= Shoshone Transmission Line =

Electric power transmission line

The Shoshone Transmission Line was an early and notable electric power transmission line, now recorded on the List of IEEE Milestones. The line takes its name from the power plant at its west end which generates hydroelectric power below the Shoshone Rapids in Glenwood Canyon.

The line began service on July 17, 1909, conveying power from the 15 MW Shoshone Generating Station, outside of Glenwood Springs to Denver, serving substations in Leadville, Dillon and Idaho Springs. At the east end of the line, it was connected to the utility's Boulder Canyon Hydroelectric Plant powered from the Barker Meadow Reservoir. In the event of a break in the line, either power plant could supply customers along the line.

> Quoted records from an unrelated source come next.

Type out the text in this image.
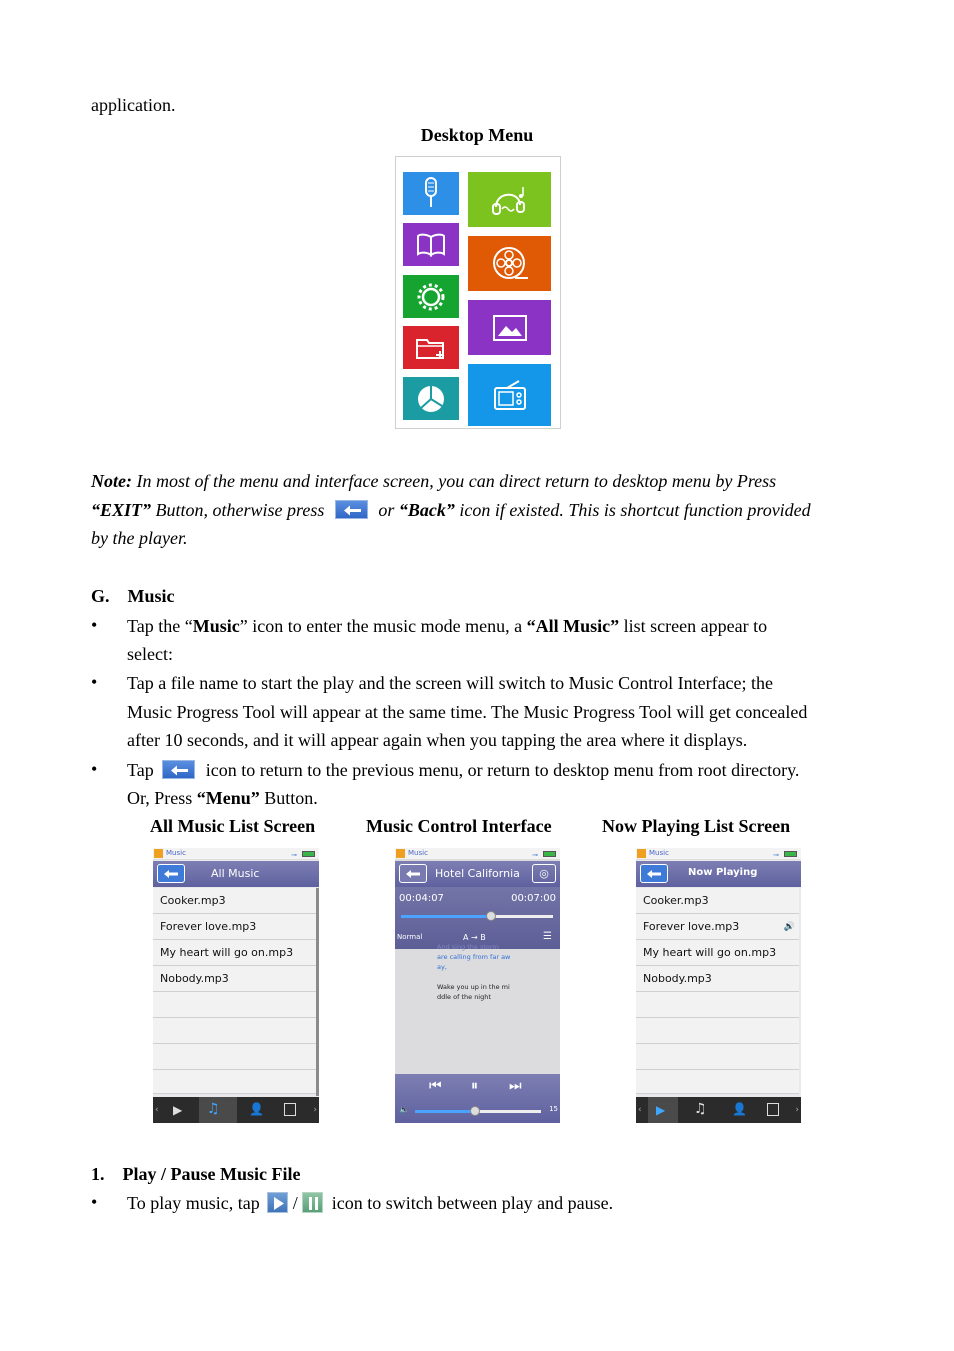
application.
Desktop Menu
Note: In most of the menu and interface screen, you can direct return to desktop menu by Press
“EXIT” Button, otherwise press	or “Back” icon if existed. This is shortcut function provided
by the player.
G. Music
• Tap the “Music” icon to enter the music mode menu, a “All Music” list screen appear to
select:
• Tap a file name to start the play and the screen will switch to Music Control Interface; the
Music Progress Tool will appear at the same time. The Music Progress Tool will get concealed
after 10 seconds, and it will appear again when you tapping the area where it displays.
• Tap
icon to return to the previous menu, or return to desktop menu from root directory.
Or, Press “Menu” Button.
All Music List Screen	Music Control Interface	Now Playing List Screen
Music	⊸
All Music
Cooker.mp3
Forever love.mp3
My heart will go on.mp3
Nobody.mp3
‹ ▶ ♫ 👤	›
Music	⊸
Hotel California	◎
00:04:07	00:07:00
Normal	A → B	☰
And sing the storm
are calling from far aw
ay,
Wake you up in the mi
ddle of the night
⏮ ⏸ ⏭
🔈	15
Music	⊸
Now Playing
Cooker.mp3
Forever love.mp3	🔊
My heart will go on.mp3
Nobody.mp3
‹ ▶ ♫ 👤	›
1. Play / Pause Music File
• To play music, tap
/
icon to switch between play and pause.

As originally built, the line was 153.4 mi long, crossing the Continental Divide at Hagerman Pass (at altitude 12,055 ft), Fremont Pass (at altitude 11,346 ft) and Argentine Pass (at altitude 13,532 ft). For many years, this was the highest electric power transmission line in the world. The three-phase line operated at 90 kV and was supported 1400 steel towers 44 ft high on an average spacing of 730 ft .

A secondary power line from the backbone of the Shoshone line connected it to a steam generating station at Leadville, as well as to many of the mines in the Leadville region. At Dillon, a secondary line served the numerous gold dredges of the Breckenridge placer mining district. Connections were also made to smaller hydroelectric plants at Dillon and Idaho Springs.

In 1951 and 1952, the Public Service Company of Colorado replaced the hemp-cored 6-strand copper cable on the Shoshone line with steel-core aluminum cable. By this time, the Shoshone generating station had been upgraded to 14.4 MW. New towers were installed in the 1970s, with some changes in the path of the line.

The severe climate and mountain terrain along the line are a challenge. Within a few years of construction, sleet buildups of as much a 6 in had been observed on wires along the line. Several towers were buckled and demolished by wind force alone—wind speeds of over 165 mph were measured at one point along the line, leading to metal fatigue at the points where insulators support the power line. In the vicinity of the high passes, snow depths as great as 35 ft have been measured. Avalanches along the line have been known to damage multiple transmission towers in remote locations.

The IEEE has honored the line for its length, and for deployment in difficult terrain and unusually harsh weather patterns.